Ik zie de gast aankomen waar ze over had. Ik trek mompelend de conclusie dat ze inderdaad kijkt alsof haar ijsbolletje zojuist van haar hoorntje is geflikkerd. Netjes slaat mijn collega de rekening aan op de kassa terwijl ze me even angstig aankijkt. Ik doe een stapje opzij en knik haar bemoedigend toe. Gastvrij, netjes en beleefd vraagt ze of alles naar wens was. ‘’Ja zeker. Heel erg bedankt weer, wat is het toch een fijne plek.’’ zegt de gast terwijl ze wat munten in de fooienpot stopt.
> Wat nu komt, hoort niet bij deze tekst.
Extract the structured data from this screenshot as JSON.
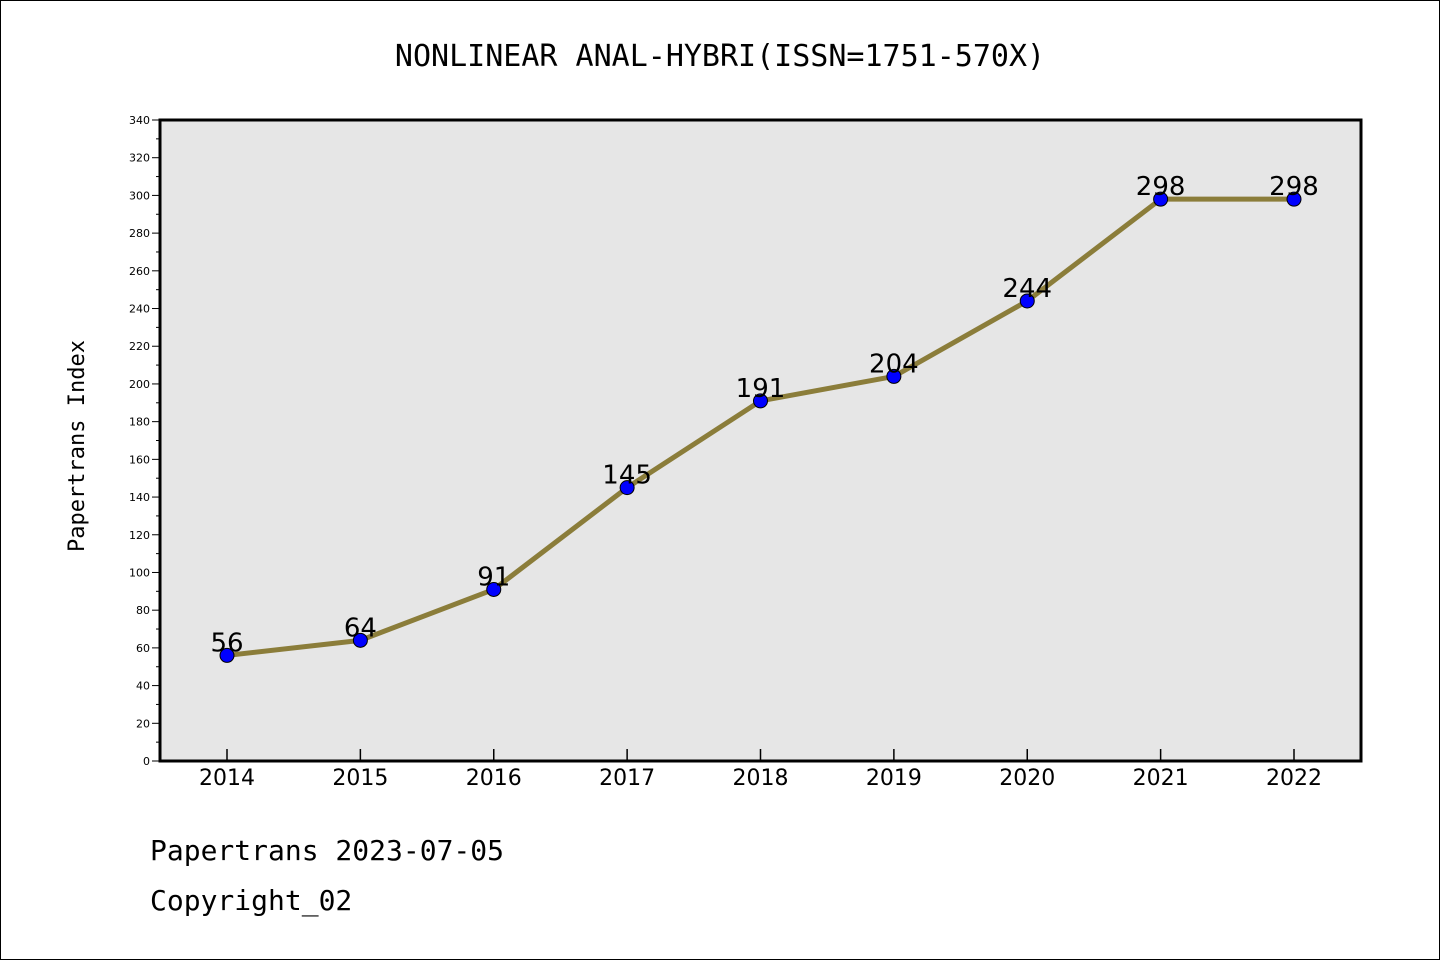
{
  "chart_data": {
    "type": "line",
    "title": "NONLINEAR ANAL-HYBRI(ISSN=1751-570X)",
    "xlabel": "",
    "ylabel": "Papertrans Index",
    "categories": [
      "2014",
      "2015",
      "2016",
      "2017",
      "2018",
      "2019",
      "2020",
      "2021",
      "2022"
    ],
    "values": [
      56,
      64,
      91,
      145,
      191,
      204,
      244,
      298,
      298
    ],
    "ylim": [
      0,
      340
    ],
    "ytick_step": 20,
    "grid": false,
    "line_color": "#8B7D3A",
    "marker_color": "#0000FF",
    "plot_background": "#E6E6E6"
  },
  "footer": {
    "line1": "Papertrans 2023-07-05",
    "line2": "Copyright_02"
  }
}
Mijn collega kijkt me veelbetekenend en lachend aan. Ik knipoog naar haar.

Op een rustiger moment trek ik het leerwerkteam bij elkaar en gebruik de situatie om bespreekbaar te maken hoe je kunt omgaan met gasten die wel eens wat vervelends zeggen, of doen waar je je niet fijn bij voelt. Ik sluit mijn betoog af en benadruk dat ze altijd de begeleiding mogen roepen. Dat we een dikke huid hebben en wel tegen een stootje kunnen. En dat ik ze rauw lust. Het team buldert het uit van het lachen. Ik check voor de zekerheid nog even bij één collega of hij me begrepen heeft. Hij wacht even. ‘’Nee. Eigenlijk niet. Wat moet ik nou doen?’’ zegt hij. Ik herhaal dat hij altijd de begeleiding mag roepen als hij het even niet weet. ‘’Oké’’ zegt hij opgelucht terwijl hij zijn duim omhoog steekt.  
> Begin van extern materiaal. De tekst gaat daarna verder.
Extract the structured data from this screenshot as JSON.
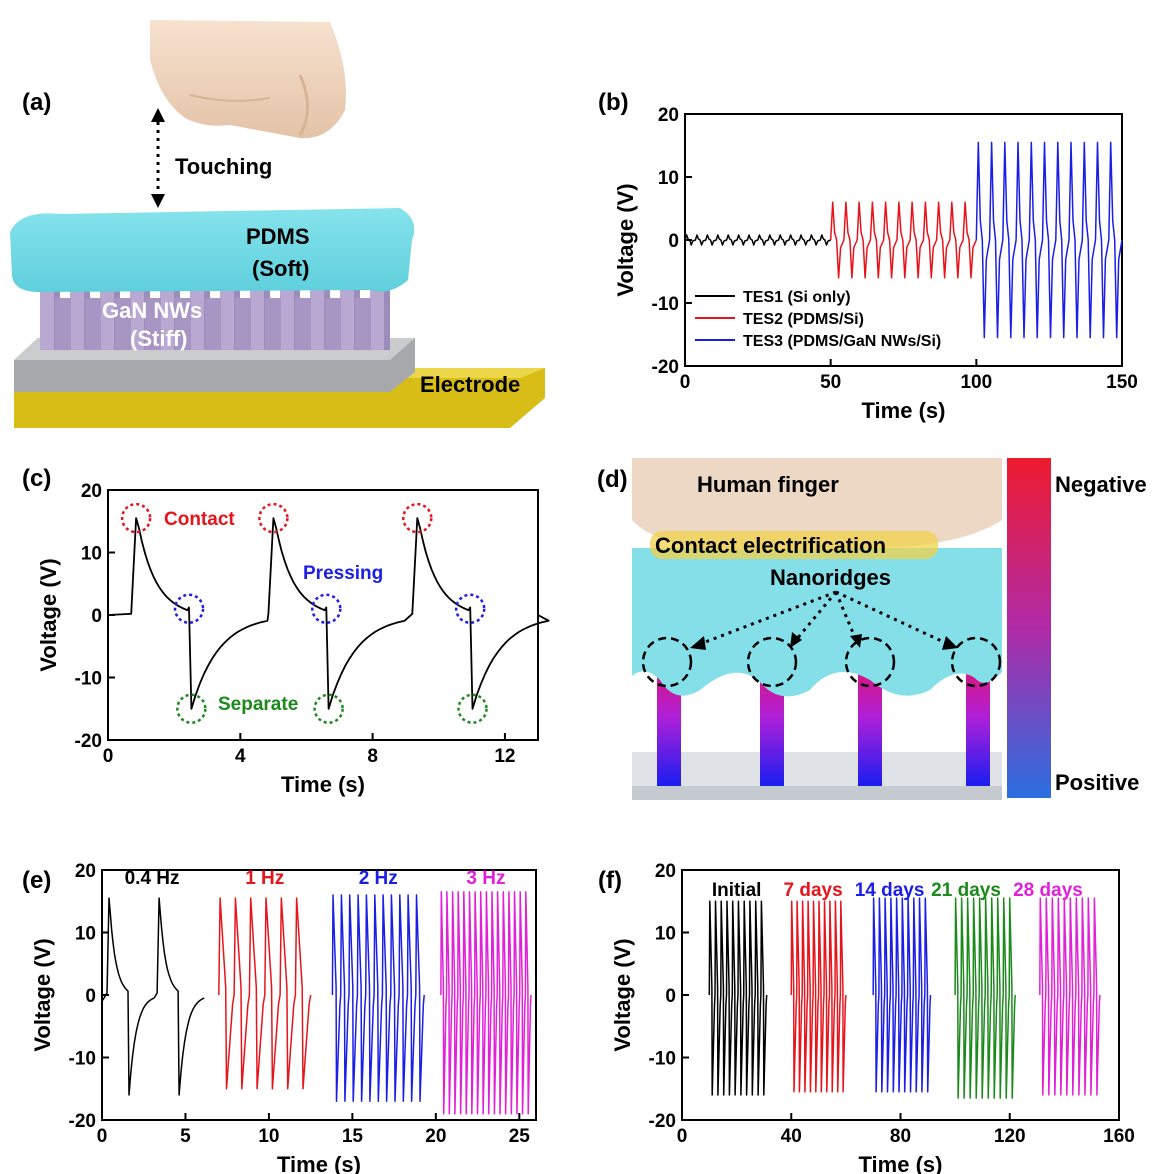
{
  "panel_labels": {
    "a": "(a)",
    "b": "(b)",
    "c": "(c)",
    "d": "(d)",
    "e": "(e)",
    "f": "(f)"
  },
  "schematic_a": {
    "touching": "Touching",
    "pdms": "PDMS",
    "pdms_sub": "(Soft)",
    "gan": "GaN NWs",
    "gan_sub": "(Stiff)",
    "electrode": "Electrode"
  },
  "schematic_d": {
    "finger": "Human finger",
    "contact": "Contact electrification",
    "nanoridges": "Nanoridges",
    "negative": "Negative",
    "positive": "Positive"
  },
  "colors": {
    "black": "#000000",
    "red": "#e8141b",
    "blue": "#1b1ee6",
    "green": "#1b8a1b",
    "magenta": "#e21fd9",
    "pdms": "#7fdde6",
    "gold": "#e0c21a"
  },
  "chart_data": [
    {
      "id": "b",
      "type": "line",
      "xlabel": "Time (s)",
      "ylabel": "Voltage (V)",
      "xlim": [
        0,
        150
      ],
      "ylim": [
        -20,
        20
      ],
      "xticks": [
        "0",
        "50",
        "100",
        "150"
      ],
      "yticks": [
        "-20",
        "-10",
        "0",
        "10",
        "20"
      ],
      "legend_position": "bottom-left",
      "series": [
        {
          "name": "TES1 (Si only)",
          "color": "#000000",
          "x_range": [
            0,
            50
          ],
          "peaks_per_window": 14,
          "pos_peak": 0.8,
          "neg_peak": -0.8
        },
        {
          "name": "TES2 (PDMS/Si)",
          "color": "#e8141b",
          "x_range": [
            50,
            100
          ],
          "peaks_per_window": 11,
          "pos_peak": 6,
          "neg_peak": -6
        },
        {
          "name": "TES3 (PDMS/GaN NWs/Si)",
          "color": "#1b1ee6",
          "x_range": [
            100,
            150
          ],
          "peaks_per_window": 11,
          "pos_peak": 15.5,
          "neg_peak": -15.5
        }
      ]
    },
    {
      "id": "c",
      "type": "line",
      "xlabel": "Time (s)",
      "ylabel": "Voltage (V)",
      "xlim": [
        0,
        13
      ],
      "ylim": [
        -20,
        20
      ],
      "xticks": [
        "0",
        "4",
        "8",
        "12"
      ],
      "yticks": [
        "-20",
        "-10",
        "0",
        "10",
        "20"
      ],
      "cycle_starts": [
        0.7,
        4.85,
        9.2
      ],
      "pos_peak": 15.5,
      "neg_peak": -15,
      "annotations": [
        {
          "text": "Contact",
          "color": "#e8141b"
        },
        {
          "text": "Pressing",
          "color": "#1b1ee6"
        },
        {
          "text": "Separate",
          "color": "#1b8a1b"
        }
      ]
    },
    {
      "id": "e",
      "type": "line",
      "xlabel": "Time (s)",
      "ylabel": "Voltage (V)",
      "xlim": [
        0,
        26
      ],
      "ylim": [
        -20,
        20
      ],
      "xticks": [
        "0",
        "5",
        "10",
        "15",
        "20",
        "25"
      ],
      "yticks": [
        "-20",
        "-10",
        "0",
        "10",
        "20"
      ],
      "series": [
        {
          "name": "0.4 Hz",
          "color": "#000000",
          "x_range": [
            0,
            6
          ],
          "cycles": 2,
          "pos_peak": 15.5,
          "neg_peak": -16
        },
        {
          "name": "1 Hz",
          "color": "#e8141b",
          "x_range": [
            7,
            12.5
          ],
          "cycles": 6,
          "pos_peak": 15.5,
          "neg_peak": -15
        },
        {
          "name": "2 Hz",
          "color": "#1b1ee6",
          "x_range": [
            13.8,
            19.3
          ],
          "cycles": 11,
          "pos_peak": 16,
          "neg_peak": -17
        },
        {
          "name": "3 Hz",
          "color": "#e21fd9",
          "x_range": [
            20.3,
            25.7
          ],
          "cycles": 16,
          "pos_peak": 16.5,
          "neg_peak": -19
        }
      ]
    },
    {
      "id": "f",
      "type": "line",
      "xlabel": "Time (s)",
      "ylabel": "Voltage (V)",
      "xlim": [
        0,
        160
      ],
      "ylim": [
        -20,
        20
      ],
      "xticks": [
        "0",
        "40",
        "80",
        "120",
        "160"
      ],
      "yticks": [
        "-20",
        "-10",
        "0",
        "10",
        "20"
      ],
      "series": [
        {
          "name": "Initial",
          "color": "#000000",
          "x_range": [
            10,
            31
          ],
          "cycles": 10,
          "pos_peak": 15,
          "neg_peak": -16
        },
        {
          "name": "7 days",
          "color": "#e8141b",
          "x_range": [
            40,
            60
          ],
          "cycles": 10,
          "pos_peak": 15,
          "neg_peak": -15.5
        },
        {
          "name": "14 days",
          "color": "#1b1ee6",
          "x_range": [
            70,
            91
          ],
          "cycles": 10,
          "pos_peak": 15.5,
          "neg_peak": -15.5
        },
        {
          "name": "21 days",
          "color": "#1b8a1b",
          "x_range": [
            100,
            122
          ],
          "cycles": 10,
          "pos_peak": 15.5,
          "neg_peak": -16.5
        },
        {
          "name": "28 days",
          "color": "#e21fd9",
          "x_range": [
            131,
            153
          ],
          "cycles": 10,
          "pos_peak": 15.5,
          "neg_peak": -16
        }
      ]
    }
  ]
}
Het team is druk bezig en ik loop naar de kassa omdat iemand wil afrekenen. Ik roep mijn collega erbij omdat zij zelf een schema heeft gemaakt en een systeem heeft ontwikkelt voor zichzelf om de juiste gasten aan de verschillende tafels te koppelen. Ze kijkt snel, noemt het tafelnummer en checkt of hetgeen wat op de rekening staat klopt met wie ze voor zich heeft.
‘’Klopt helemaal. Dat je dat allemaal nog weet. Jeetje. Zo knap.’’ zegt ze tegen mijn collega.   
‘’Hoor je dat? Nóg een compliment.’’ zeg ik tegen haar als ik haar heel voorzichtig aanstoot. Ze straalt.
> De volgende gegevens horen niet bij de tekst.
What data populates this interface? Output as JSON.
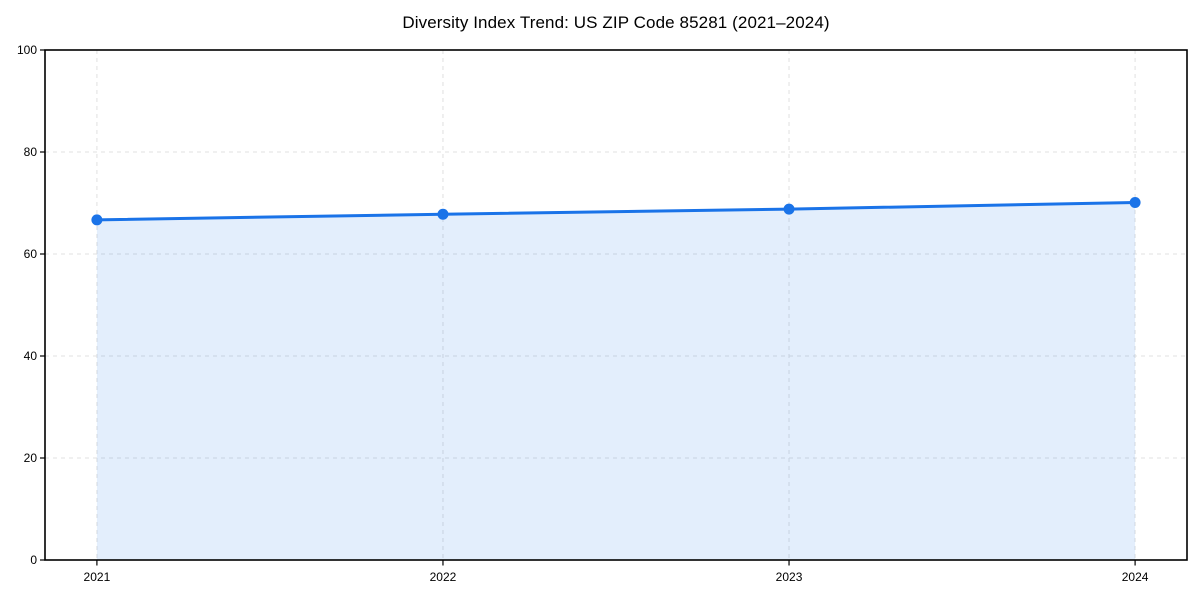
{
  "page": {
    "background": "#ffffff"
  },
  "chart_data": {
    "type": "area",
    "title": "Diversity Index Trend: US ZIP Code 85281 (2021–2024)",
    "series_name": "Diversity Index",
    "x": [
      2021,
      2022,
      2023,
      2024
    ],
    "x_tick_labels": [
      "2021",
      "2022",
      "2023",
      "2024"
    ],
    "values": [
      66.7,
      67.8,
      68.8,
      70.1
    ],
    "xlabel": "",
    "ylabel": "",
    "xlim": [
      2020.85,
      2024.15
    ],
    "ylim": [
      0,
      100
    ],
    "y_ticks": [
      0,
      20,
      40,
      60,
      80,
      100
    ],
    "y_tick_labels": [
      "0",
      "20",
      "40",
      "60",
      "80",
      "100"
    ],
    "grid": true,
    "legend": false,
    "style": {
      "line_color": "#1a73e8",
      "marker_color": "#1a73e8",
      "fill_color": "#1a73e8",
      "fill_opacity": 0.12,
      "grid_color": "#e0e0e0",
      "grid_dash": "4 4",
      "axis_color": "#000000",
      "tick_label_color": "#000000",
      "line_width": 3,
      "marker_radius": 5.5
    }
  }
}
Ik ken de gast. Ze is op de hoogte van het feit dat de horeca gedraaid wordt door mensen met een extra zorgvraag, afstand tot de arbeidsmarkt of een beperking. Iets wat een aantal gasten ook gewoon níet weet. Het is immers aan de buitenkant niet altijd te zien wat er zich aan de binnenkant afspeelt. En ja, dat zorgt wel eens voor onbegrip. Soms duren dingen wat langer, soms valt er iets of gaat er wat mis met een bestelling. Soms is de humor niet te begrijpen en wordt er wat onhandig gecommuniceerd.

Ondanks het onbegrip blijf ik altijd rustig en beleefd. Maar het drukt me elke keer weer met de neus op de feiten.

Ondanks een kleine kentering en ons harde werk is de maatschappij nog steeds niet volledig inclusief. Worden groepen nog uitgesloten en wordt er niet met respect met elkaar omgegaan. Maar is er ook zoveel meer mogelijk met dat extra steuntje in de rug.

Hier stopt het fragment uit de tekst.